立憲民主党の野田代表と公明党の斉藤代表は15日、国会内で会談し、新党を結成することで合意した。27日公示、2月8日投開票で行われる方向の衆院選に向け、「中道改革」勢力の結集を目指す。衆院議員のみで結党し、両氏が共同代表に就任する。党名は16日にも発表する。公明出身候補を小選挙区で擁立しないことも決めた。
現在所属する衆院議員は立民が148人、公明が24人に上る。両党の全衆院議員が新党に参加した場合、172人の勢力となり、自民党の196人に迫る。野田氏は会談後、記者団に「中道改革勢力で結集する決断をした。政界再編の一里塚にしたい」と述べ、衆院選の目標議席について「比較第1党になることを目指す」と明言した。国民民主党など他党にも参加を呼びかけている。
会談は、立民の安住幹事長、馬淵澄夫代表代行、公明の西田幹事長が同席し、約1時間行われた。
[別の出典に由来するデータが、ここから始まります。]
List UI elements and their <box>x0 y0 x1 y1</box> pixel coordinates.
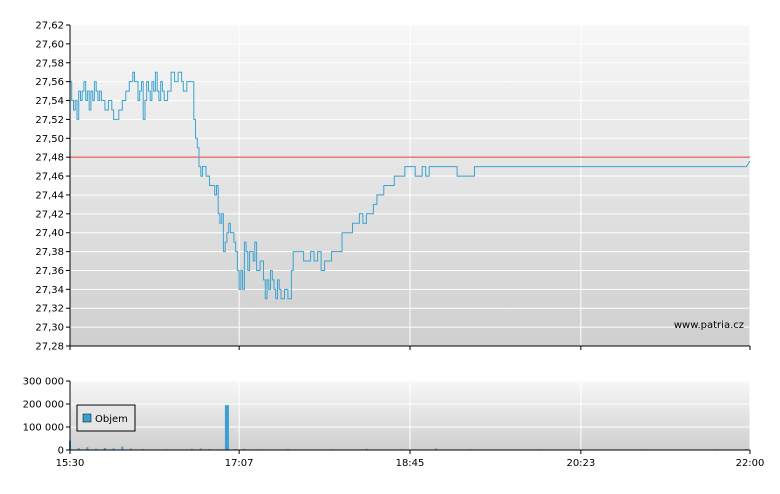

立民、公明両党は存続させ、新党に参加する議員は離党する形をとる。参院議員や地方議員は引き続きそれぞれの党に所属する。野田氏は、将来的な合流を視野に入れていると説明した。
衆院選では、公明の現職議員がいる4小選挙区でも公明出身候補は擁立せず、比例選に回る。広島3区の斉藤氏は中国ブロックで出馬する。新党の比例名簿の順位は今後、調整する。
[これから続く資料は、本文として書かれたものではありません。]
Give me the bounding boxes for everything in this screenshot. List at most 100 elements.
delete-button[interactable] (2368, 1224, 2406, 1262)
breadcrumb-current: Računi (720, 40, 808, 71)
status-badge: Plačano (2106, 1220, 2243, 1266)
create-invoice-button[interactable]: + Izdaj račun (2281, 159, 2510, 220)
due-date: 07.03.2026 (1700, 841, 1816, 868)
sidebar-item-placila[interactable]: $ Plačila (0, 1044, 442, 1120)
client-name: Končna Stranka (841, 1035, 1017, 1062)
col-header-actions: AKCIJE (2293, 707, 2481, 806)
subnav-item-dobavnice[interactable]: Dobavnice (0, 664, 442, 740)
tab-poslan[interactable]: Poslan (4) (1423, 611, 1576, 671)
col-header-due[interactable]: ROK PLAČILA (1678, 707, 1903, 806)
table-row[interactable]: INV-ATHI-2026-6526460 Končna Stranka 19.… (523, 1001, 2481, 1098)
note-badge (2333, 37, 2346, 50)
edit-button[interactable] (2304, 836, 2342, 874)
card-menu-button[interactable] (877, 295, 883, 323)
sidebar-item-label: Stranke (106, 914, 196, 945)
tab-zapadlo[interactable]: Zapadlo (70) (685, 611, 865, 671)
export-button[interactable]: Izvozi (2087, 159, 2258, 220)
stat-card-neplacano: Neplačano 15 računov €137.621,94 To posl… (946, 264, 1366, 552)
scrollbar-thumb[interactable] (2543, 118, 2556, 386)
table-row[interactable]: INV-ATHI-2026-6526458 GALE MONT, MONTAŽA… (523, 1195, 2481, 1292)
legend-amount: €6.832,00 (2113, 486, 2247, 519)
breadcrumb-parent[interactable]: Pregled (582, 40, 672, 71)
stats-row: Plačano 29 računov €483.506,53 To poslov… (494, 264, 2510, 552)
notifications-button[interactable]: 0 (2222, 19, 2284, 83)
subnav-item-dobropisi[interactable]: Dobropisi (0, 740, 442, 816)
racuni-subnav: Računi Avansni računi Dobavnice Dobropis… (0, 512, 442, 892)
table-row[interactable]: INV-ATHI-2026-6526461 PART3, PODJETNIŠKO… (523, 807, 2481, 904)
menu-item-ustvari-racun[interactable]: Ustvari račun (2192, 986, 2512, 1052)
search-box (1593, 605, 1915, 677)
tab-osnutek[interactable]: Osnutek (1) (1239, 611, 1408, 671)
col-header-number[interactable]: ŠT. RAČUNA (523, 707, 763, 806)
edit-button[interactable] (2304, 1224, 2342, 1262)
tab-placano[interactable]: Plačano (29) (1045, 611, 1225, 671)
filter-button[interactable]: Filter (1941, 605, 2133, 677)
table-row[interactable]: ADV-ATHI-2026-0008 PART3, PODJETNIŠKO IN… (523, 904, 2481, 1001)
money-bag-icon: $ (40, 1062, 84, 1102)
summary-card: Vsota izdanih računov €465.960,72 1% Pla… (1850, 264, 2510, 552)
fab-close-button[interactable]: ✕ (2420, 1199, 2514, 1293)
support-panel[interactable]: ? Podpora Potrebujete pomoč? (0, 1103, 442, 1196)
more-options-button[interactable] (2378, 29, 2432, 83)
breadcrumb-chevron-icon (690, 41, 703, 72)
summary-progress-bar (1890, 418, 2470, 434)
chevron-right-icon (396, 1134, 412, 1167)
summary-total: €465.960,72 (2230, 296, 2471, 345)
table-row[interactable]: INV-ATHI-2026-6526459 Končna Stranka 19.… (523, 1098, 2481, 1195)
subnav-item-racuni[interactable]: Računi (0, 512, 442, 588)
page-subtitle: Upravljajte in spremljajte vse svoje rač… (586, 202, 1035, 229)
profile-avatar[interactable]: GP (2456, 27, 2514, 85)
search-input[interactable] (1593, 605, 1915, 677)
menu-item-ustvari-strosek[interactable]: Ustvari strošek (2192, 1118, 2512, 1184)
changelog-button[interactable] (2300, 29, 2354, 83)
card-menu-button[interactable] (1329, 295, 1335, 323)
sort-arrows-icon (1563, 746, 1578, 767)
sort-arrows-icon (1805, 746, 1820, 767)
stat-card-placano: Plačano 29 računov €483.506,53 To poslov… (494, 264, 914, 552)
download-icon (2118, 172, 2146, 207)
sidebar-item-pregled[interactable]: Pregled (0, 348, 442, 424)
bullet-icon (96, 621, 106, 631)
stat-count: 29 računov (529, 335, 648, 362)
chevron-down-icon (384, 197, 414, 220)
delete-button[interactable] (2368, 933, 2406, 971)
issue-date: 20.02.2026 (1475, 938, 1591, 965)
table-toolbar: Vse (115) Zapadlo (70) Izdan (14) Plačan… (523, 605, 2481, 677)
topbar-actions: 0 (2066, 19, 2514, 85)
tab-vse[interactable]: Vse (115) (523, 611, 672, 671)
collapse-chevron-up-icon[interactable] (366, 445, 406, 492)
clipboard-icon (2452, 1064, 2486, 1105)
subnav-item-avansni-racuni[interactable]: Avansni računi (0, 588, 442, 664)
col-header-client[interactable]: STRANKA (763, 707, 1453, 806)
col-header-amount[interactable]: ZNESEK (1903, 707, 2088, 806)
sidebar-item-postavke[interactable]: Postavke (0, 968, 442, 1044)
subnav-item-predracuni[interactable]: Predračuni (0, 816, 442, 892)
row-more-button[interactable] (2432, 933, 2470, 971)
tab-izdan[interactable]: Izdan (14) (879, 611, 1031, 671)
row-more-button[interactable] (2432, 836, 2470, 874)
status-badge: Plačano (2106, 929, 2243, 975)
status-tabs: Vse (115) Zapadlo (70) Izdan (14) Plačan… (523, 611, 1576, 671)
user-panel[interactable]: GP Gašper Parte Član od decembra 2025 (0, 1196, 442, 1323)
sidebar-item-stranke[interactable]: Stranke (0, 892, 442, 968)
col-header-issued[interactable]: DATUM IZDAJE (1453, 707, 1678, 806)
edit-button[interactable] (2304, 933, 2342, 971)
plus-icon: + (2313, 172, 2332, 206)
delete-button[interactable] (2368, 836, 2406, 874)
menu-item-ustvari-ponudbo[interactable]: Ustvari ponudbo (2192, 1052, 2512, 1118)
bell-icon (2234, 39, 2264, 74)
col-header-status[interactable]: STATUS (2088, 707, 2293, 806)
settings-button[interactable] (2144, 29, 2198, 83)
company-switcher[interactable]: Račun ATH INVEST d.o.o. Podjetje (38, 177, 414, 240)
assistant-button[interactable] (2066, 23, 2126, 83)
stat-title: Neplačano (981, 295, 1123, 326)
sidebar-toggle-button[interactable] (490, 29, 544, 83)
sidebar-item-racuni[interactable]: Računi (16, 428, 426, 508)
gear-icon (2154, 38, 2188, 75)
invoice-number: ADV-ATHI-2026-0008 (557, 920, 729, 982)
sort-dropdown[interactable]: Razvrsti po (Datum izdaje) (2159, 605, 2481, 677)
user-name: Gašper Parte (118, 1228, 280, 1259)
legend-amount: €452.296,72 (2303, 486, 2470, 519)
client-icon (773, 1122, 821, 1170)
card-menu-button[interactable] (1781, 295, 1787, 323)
自民との関係について、斉藤氏は「新党の候補者がいない地域では、人物本位で応援する。自民と全面対決する党を作るつもりはない」と語った。
党綱領や衆院選に向けた政策は来週にも策定する。公明は昨年11月に、〈1〉新たな社会保障モデルの構築〈2〉包摂社会の実現〈3〉1人当たりGDP(国内総生産)の倍増〈4〉現実的な外交・防衛政策と憲法改正〈5〉政治改革の断行と選挙制度改革の実現――の5本柱からなる「中道改革ビジョン」の骨格を発表しており、これらが盛り込まれる見通しだ。
新党を巡っては、野田、斉藤両氏が12日に「より高いレベル」での選挙協力を模索することで合意し、調整を進めていた。15日には、立民が両院議員総会、公明が中央幹事会を開き、今後の対応を両代表に一任することを決めた。